According to the 2020 FOSS Contributor Survey conducted by the Linux Foundation, 48.7% of respondents are paid for work on free and open-source software[1].
And yet there a critical free and open-source software projects that are chronically underfunded and that have no realistic ability to monetize.
Difficulty of financially supporting “FOSS”
Finding projects to support
It is surprisingly difficult to financially support “FOSS”. You can of course support some projects that you know you use or that you know you like. But this will always just be a small fraction of the projects you actually use.
A company or an individual has only one option when trying to support FOSS: they have to research what projects they actually use. They can’t fund all the projects they use, because even just using a single FOSS project (e.g. Mastodon, the Linux kernel) entails depending on hundreds, if not thousands of independent projects. Only the wealthiest donors can afford to split their donation into a thousand pieces and still end up with amounts that justify the transaction fees.

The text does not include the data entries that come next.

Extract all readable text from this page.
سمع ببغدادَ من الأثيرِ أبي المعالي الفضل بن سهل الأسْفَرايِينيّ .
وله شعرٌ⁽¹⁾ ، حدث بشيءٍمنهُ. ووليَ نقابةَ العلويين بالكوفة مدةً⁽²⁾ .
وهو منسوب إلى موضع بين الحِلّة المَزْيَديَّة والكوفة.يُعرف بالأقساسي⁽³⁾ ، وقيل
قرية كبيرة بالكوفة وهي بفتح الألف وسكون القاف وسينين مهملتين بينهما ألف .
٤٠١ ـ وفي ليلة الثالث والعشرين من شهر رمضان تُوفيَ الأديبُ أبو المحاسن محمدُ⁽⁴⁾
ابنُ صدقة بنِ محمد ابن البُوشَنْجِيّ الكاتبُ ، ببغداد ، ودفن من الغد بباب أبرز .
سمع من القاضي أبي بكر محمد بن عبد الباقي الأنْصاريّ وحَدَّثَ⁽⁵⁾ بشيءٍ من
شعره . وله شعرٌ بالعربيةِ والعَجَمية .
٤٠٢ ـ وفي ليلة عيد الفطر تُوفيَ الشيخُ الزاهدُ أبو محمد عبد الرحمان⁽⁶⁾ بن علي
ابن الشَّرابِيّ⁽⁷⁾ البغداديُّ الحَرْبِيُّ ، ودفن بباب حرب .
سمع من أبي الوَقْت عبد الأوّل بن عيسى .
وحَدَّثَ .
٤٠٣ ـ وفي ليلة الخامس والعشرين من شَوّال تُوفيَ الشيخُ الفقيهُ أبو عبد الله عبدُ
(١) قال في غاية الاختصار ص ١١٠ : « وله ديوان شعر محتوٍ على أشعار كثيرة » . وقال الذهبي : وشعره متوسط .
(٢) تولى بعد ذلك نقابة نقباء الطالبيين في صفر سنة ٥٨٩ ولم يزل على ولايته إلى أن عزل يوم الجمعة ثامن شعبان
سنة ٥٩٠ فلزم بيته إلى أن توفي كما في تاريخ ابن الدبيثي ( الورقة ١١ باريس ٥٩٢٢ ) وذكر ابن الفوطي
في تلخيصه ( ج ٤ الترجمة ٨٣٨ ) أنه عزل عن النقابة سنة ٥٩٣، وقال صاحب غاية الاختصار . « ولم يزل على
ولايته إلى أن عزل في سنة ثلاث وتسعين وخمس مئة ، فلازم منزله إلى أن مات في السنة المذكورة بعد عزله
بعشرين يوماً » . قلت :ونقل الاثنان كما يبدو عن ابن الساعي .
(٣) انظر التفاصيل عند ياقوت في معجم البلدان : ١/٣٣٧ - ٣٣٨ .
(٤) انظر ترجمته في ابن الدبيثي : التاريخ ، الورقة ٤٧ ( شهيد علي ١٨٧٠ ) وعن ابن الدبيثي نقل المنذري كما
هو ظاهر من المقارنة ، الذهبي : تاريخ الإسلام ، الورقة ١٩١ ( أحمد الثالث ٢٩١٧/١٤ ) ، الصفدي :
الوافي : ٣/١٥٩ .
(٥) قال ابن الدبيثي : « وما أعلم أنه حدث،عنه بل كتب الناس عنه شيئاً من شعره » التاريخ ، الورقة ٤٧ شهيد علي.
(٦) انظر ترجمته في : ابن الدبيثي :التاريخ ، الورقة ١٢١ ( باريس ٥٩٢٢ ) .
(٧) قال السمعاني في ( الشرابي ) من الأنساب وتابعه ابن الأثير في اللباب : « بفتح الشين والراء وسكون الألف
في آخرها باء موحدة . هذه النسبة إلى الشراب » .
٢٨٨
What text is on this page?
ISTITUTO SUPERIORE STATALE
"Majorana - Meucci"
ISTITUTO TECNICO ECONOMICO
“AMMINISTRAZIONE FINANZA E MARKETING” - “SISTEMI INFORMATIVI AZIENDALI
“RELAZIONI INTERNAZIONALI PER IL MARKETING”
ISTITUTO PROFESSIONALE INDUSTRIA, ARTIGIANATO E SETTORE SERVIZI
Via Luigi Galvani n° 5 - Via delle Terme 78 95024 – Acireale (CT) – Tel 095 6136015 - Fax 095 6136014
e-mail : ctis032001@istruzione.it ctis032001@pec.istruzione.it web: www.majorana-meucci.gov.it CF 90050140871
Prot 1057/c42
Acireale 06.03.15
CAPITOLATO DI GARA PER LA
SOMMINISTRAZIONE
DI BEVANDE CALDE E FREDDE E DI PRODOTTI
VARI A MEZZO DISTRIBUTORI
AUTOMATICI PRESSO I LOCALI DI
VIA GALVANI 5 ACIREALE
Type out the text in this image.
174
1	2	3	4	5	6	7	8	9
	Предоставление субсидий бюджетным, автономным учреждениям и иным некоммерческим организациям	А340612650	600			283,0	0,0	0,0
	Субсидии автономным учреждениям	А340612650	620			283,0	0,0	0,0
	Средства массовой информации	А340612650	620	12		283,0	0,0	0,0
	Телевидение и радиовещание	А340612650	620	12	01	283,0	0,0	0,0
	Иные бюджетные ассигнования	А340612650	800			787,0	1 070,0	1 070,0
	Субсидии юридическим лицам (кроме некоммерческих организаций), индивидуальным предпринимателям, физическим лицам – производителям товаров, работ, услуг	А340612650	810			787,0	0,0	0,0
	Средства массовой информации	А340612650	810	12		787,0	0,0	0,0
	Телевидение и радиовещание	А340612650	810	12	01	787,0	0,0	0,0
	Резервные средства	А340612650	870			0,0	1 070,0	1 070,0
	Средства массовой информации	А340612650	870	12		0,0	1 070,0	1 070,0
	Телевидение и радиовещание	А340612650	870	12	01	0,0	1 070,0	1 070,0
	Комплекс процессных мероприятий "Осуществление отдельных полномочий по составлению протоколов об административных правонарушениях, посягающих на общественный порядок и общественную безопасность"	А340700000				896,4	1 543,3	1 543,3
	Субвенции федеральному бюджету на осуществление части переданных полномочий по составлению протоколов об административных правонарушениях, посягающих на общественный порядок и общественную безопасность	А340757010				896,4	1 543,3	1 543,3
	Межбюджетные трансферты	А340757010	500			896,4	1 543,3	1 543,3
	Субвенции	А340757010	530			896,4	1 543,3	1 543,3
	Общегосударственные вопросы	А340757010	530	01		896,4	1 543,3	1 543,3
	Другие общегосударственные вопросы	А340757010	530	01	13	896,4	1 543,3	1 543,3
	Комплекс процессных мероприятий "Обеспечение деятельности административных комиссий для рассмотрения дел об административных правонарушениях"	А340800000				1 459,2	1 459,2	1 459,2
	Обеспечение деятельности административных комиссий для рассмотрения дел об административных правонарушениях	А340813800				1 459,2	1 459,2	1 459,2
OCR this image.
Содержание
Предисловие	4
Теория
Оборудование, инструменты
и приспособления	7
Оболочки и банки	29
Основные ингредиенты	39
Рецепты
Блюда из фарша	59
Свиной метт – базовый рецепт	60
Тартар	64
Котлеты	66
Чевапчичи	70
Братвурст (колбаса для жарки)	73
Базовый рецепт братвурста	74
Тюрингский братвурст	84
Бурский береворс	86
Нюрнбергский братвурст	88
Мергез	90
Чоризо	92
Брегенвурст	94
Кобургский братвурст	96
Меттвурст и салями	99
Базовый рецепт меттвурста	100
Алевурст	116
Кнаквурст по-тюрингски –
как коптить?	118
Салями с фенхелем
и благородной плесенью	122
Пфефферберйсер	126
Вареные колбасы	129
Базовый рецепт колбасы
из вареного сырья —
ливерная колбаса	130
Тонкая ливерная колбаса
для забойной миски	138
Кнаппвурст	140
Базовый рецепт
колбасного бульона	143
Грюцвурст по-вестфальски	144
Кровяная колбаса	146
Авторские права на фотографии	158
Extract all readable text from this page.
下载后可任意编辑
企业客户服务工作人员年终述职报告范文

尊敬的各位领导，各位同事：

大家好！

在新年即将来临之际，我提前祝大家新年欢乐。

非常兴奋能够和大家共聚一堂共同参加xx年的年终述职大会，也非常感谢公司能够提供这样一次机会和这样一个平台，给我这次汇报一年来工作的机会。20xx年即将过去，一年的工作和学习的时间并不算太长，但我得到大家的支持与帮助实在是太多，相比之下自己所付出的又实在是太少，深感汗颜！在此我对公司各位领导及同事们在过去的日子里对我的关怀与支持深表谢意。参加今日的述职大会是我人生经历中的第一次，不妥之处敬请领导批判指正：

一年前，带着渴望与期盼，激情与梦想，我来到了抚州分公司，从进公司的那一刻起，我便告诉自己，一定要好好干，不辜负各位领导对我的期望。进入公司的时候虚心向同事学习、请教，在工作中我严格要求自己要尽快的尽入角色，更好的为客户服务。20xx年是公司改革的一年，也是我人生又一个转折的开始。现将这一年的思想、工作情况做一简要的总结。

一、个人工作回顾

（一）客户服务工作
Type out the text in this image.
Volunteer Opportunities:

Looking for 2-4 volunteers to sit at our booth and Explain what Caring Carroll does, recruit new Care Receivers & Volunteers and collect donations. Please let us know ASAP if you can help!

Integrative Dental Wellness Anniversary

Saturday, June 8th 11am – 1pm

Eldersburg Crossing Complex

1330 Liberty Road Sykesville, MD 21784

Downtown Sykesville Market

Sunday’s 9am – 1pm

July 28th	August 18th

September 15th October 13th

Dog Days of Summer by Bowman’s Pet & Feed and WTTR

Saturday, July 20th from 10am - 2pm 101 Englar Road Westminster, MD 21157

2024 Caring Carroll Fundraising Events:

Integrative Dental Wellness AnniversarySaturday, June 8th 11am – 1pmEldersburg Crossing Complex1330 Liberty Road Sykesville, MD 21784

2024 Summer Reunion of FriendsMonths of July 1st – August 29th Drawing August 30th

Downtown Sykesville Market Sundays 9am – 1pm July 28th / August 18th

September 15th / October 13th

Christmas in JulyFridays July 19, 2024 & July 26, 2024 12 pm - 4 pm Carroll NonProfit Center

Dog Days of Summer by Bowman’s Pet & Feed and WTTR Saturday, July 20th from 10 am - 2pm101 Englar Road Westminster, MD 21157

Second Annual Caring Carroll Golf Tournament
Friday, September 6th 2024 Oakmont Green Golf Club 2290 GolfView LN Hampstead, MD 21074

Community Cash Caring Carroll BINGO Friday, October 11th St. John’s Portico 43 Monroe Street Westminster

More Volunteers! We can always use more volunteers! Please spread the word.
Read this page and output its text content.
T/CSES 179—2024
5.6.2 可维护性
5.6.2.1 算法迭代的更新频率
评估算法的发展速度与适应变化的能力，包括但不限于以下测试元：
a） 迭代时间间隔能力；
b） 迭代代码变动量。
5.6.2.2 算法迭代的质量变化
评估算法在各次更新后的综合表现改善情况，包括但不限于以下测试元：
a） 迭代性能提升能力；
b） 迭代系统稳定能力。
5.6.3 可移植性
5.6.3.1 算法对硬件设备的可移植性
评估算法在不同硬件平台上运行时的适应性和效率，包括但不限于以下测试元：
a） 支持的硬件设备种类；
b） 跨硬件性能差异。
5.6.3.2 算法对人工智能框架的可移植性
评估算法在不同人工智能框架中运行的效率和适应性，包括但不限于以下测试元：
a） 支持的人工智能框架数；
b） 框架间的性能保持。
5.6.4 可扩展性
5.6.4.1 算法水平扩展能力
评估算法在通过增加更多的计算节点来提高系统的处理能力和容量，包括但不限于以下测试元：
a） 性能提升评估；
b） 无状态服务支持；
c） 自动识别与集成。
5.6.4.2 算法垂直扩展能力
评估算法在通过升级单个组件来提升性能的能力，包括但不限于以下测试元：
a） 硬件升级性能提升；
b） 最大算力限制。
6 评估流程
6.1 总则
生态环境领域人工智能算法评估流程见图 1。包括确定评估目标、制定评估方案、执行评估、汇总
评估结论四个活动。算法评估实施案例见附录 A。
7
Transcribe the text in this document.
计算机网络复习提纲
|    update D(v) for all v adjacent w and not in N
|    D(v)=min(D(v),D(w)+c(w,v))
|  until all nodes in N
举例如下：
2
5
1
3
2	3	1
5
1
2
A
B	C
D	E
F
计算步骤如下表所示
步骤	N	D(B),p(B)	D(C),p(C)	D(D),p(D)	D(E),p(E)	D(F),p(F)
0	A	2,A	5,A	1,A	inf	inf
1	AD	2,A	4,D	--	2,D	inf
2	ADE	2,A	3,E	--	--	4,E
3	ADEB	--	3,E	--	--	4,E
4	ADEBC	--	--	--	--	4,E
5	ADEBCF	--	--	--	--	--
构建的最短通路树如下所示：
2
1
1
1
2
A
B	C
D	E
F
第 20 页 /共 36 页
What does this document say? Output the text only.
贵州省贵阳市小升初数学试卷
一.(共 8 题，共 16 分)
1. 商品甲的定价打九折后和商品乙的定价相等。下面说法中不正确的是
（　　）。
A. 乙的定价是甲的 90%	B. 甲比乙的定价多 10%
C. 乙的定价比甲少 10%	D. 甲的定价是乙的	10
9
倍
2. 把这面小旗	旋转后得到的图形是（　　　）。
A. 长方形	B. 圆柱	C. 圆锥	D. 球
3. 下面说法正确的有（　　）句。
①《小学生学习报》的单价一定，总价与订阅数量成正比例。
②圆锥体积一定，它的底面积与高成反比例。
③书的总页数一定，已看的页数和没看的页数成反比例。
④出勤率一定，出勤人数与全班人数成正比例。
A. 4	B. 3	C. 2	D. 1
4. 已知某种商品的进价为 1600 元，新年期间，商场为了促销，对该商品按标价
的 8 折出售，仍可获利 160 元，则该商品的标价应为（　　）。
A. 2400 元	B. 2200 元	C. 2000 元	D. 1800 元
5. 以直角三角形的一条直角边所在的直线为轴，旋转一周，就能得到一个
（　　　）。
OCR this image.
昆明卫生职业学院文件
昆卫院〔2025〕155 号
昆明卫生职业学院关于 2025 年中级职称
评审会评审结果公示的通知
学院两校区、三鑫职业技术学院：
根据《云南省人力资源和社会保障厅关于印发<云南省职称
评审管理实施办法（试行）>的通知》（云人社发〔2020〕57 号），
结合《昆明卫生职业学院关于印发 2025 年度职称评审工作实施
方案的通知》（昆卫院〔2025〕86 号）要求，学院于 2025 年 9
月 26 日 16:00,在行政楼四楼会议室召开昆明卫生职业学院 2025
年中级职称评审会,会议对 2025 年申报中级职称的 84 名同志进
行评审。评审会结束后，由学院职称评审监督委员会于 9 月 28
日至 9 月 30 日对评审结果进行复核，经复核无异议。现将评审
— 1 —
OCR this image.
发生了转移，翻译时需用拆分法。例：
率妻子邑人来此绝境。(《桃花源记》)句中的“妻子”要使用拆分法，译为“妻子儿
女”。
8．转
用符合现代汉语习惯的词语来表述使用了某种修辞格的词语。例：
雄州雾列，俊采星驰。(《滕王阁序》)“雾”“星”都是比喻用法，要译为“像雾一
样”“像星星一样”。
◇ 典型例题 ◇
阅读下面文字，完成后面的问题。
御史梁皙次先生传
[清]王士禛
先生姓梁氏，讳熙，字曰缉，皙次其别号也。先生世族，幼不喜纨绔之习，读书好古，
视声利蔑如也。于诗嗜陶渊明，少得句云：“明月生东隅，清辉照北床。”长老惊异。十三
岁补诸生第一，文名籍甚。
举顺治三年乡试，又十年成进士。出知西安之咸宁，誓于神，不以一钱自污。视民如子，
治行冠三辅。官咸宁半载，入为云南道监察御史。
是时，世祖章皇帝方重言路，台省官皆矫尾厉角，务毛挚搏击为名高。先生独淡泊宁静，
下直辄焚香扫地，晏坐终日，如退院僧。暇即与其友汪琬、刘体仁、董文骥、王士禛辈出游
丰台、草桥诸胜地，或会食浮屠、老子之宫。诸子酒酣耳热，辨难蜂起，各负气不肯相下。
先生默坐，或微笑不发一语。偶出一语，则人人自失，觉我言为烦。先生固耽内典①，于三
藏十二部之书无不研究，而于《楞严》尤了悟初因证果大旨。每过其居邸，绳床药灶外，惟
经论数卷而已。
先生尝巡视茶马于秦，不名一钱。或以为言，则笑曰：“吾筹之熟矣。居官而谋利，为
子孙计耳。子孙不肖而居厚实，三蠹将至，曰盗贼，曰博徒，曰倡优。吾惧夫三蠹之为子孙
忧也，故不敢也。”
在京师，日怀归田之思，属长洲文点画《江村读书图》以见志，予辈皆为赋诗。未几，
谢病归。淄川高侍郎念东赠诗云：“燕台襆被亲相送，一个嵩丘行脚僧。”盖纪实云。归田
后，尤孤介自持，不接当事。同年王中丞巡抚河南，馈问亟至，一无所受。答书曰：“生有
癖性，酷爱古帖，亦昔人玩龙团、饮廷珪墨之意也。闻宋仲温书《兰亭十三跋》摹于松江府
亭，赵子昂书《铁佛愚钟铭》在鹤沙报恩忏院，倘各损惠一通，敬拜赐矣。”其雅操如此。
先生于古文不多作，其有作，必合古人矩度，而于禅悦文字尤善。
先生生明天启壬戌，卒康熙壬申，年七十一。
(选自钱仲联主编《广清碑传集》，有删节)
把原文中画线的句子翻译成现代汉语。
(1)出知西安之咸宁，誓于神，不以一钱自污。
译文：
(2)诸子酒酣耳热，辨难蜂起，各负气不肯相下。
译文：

Most willing donors have to prioritize their donations.
A project thus has to clear two obstacles before being funded:
- They have to be visible to willing donors.
- They have to be significant enough to the donors that found them, to be supported financially.
There are too many projects that never clear these obstacles before something disastrous happens. XZ and Log4j to name the most famous ones.
This is not the fault of any of these projects, this is the nature of the modern software supply chain. We depend on more projects than we could possibly fund individually, so we need to fund them collectively.
A very similar problem occurs when trying to find projects to contribute, though here the solution cannot be collective support as no one can contribute to all FOSS projects at once.
Funding “FOSS” vs. Funding a FOSS Project
The second funding problem for “FOSS” is that there is a meaningful difference between “Funding FOSS” and “Funding a FOSS Project”.
The first means to fund not just the development of FOSS projects, but also the supporting infrastructure that FOSS needs. The conferences, the support groups, the mental health hotlines for burned out volunteers and the discussion forums, like the one that this article is published on - to name just a small part of it.
When financial support only exists for a set of FOSS projects, this infrastructure either falls into neglect or is never built up in the first place. But it is necessary for all of the FOSS community to survive.
Without connections, without support, without exchange across projects and without help from burn-out, stress, abuse and other mental health crises, fewer and fewer projects will succeed and those projects that persist will do so despite the environment and not because of it.
Collectively funding Free and Open Source Software
I only see one solution to this problem of overly targeted funding. We need trusted institutions - foundations and companies with a reputation in the FOSS community - to start fundraising for the FOSS community as a whole. They can find the projects that are vital and in critical states, provide support in the form of counseling, connecting maintainers to trusted contributors and maintainers and paying the maintainers and contributors for there work on a case by case basis.
And they can also dedicate resources better to supporting the FOSS movement as a whole.
We don’t need another grant program that maintainers need to take time out of their day to apply to for a very limited amount of funding over a very limited amount of time. This initiative needs to be available to FOSS maintainers for advice and support, but it also needs to pro-actively reach out to projects it deems critical, vulnerable or desperate.
Otherwise disasters, like the XZ vulnerability, will keep happening.